Indeed, it “has long been recognized that ‘fairness can rarely be obtained by secret, one-sided determinations of facts decisive of rights____’” Fuentes v. Shevin, 407 U.S. 67, 81, 92 S.Ct. 1983, 1994, 32 L.Ed.2d 556 (1972), quoting Joint Anti-Fascist Refugee Committee v. McGrath, supra, 341 U.S. at 170, 71 S.Ct. at 647.
Allegheny Ludlum Steel Corporation v. Pennsylvania Public Utility Commission, 501 Pa. 71, 80, 459 A.2d 1218, 1222 (1983) (Larsen, J., dissenting). See also Sterling v. Commonwealth Department of Environmental Resources, 504 Pa. 7, 17, 470 A.2d 101, 106 (1983) (Larsen, *263J., opinion in support of reversal) (“there is no way anyone can determine whether instituting disciplinary measures against appellant will promote greater efficiency and economy at DER until it has been proven that appellant has actually engaged in conduct detrimental to the agency. Administrative and judicial inquiry into the allegations against appellant would not be nearly as disruptive as would unfounded allegations of misconduct and disciplinary sanctions leveled at undeserving employes____”).

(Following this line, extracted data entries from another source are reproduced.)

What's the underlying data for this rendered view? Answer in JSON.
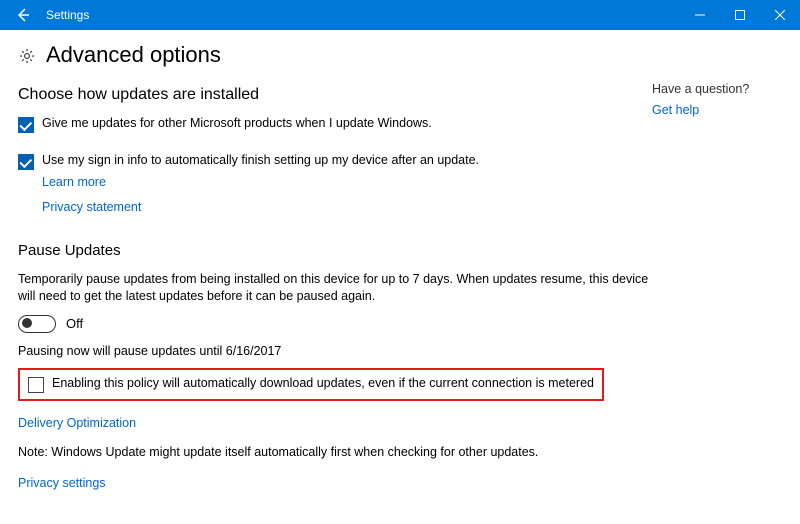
{
  "titlebar": {
    "app_name": "Settings"
  },
  "header": {
    "title": "Advanced options"
  },
  "section_install": {
    "heading": "Choose how updates are installed",
    "checkbox_other_products": {
      "label": "Give me updates for other Microsoft products when I update Windows.",
      "checked": true
    },
    "checkbox_signin_finish": {
      "label": "Use my sign in info to automatically finish setting up my device after an update.",
      "checked": true
    },
    "link_learn_more": "Learn more",
    "link_privacy_statement": "Privacy statement"
  },
  "section_pause": {
    "heading": "Pause Updates",
    "description": "Temporarily pause updates from being installed on this device for up to 7 days. When updates resume, this device will need to get the latest updates before it can be paused again.",
    "toggle": {
      "state": "Off",
      "on": false
    },
    "pause_until_text": "Pausing now will pause updates until 6/16/2017"
  },
  "highlighted_checkbox": {
    "label": "Enabling this policy will automatically download updates, even if the current connection is metered",
    "checked": false
  },
  "links": {
    "delivery_optimization": "Delivery Optimization",
    "privacy_settings": "Privacy settings"
  },
  "note_text": "Note: Windows Update might update itself automatically first when checking for other updates.",
  "side": {
    "heading": "Have a question?",
    "get_help_link": "Get help"
  }
}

Finally, the majority views appellants’ ability to place counter-statements in their files as “genuine recourse to protect [their] reputation[s].” At 260. I cannot agree. Such counter-statements would only invite each superior who subsequently looks into the employee’s personnel file to judge for himself just where the truth lies. I think that appellants should be afforded the certainty of a single judgment, rendered by an impartial arbiter after a hearing, rather than having to be judged anew each time their employment status is considered.
I would reverse the order of the Commonwealth Court and remand this case to the court of common pleas for further proceedings under the Local Agency Law.

. In defining those property interests which are protected by the United States Constitution, the United States Supreme Court has held that
[t]o have a property interest in a benefit, a person clearly must have more than an abstract need or desire for it. He must have more than a unilateral expectation of it. He must, instead, have a legitimate claim of entitlement to it. It is a purpose of the ancient institution of property to protect those claims upon which people rely in their daily lives, reliance that must not be arbitrarily undermined. It is a purpose of the constitutional right to a hearing to provide an opportunity for a person to vindicate those claims.
Board of Regents v. Roth, 408 U.S. 564, 577, 92 S.Ct. 2701, 2709, 33 L.Ed.2d 548 (1972) (emphasis added).